Banff World Television Festival 2004

- Banff Rockie Award for Best Comedy (Tiger Aspect Productions)

British Comedy Awards 2004

- British Comedy Award for Best Comedy Newcomer (Catherine Tate)
- —Nominated: British Comedy Award for Best TV Comedy Actress (Catherine Tate)

British Academy Television Awards 2005

- BAFTA Award for Best Comedy Programme or Series (Catherine Tate, Gordon Anderson & Geoffrey Perkins)
- —Nominated: BAFTA Award for Best New Writer (Catherine Tate & Darren Litten)

International Emmy Awards 2005
- —Nominated: International Emmy Award for Best Actress (Catherine Tate)

===Home media===
"The Complete First Season" was released on DVD Region 1 in the United States and Canada on 25 September 2007 from White Star distribution.
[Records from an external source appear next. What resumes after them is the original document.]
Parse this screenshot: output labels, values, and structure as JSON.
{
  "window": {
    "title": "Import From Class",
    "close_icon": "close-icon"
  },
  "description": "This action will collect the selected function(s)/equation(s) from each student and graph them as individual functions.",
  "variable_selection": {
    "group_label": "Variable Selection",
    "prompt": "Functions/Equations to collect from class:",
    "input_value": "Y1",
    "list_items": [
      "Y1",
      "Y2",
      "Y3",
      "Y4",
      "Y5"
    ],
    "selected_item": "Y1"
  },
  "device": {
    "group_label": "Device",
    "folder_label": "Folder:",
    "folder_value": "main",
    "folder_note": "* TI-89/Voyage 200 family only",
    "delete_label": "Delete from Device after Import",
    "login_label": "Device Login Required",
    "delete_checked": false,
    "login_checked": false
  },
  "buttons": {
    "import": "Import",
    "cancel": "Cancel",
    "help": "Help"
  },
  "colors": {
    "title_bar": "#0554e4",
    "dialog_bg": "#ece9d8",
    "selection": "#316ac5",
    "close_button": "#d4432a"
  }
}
"Series One" was released on DVD Region 2 in the United Kingdom on 22 August 2005 via 2 Entertain distribution. Special features contain the 2005 Comic Relief Appearance and a behind the scenes interview with Catherine Tate on how the characters came about. It was subsequently released as part of "Series One and Series Two" DVD on 30 October 2006, and as part of "Complete Series One, Two & Three" DVD on 12 November 2007. A UMD (Universal Media Disc), which is only compatible with the PlayStation Portable, of the first series was made available from 2 Entertain on 12 December 2005.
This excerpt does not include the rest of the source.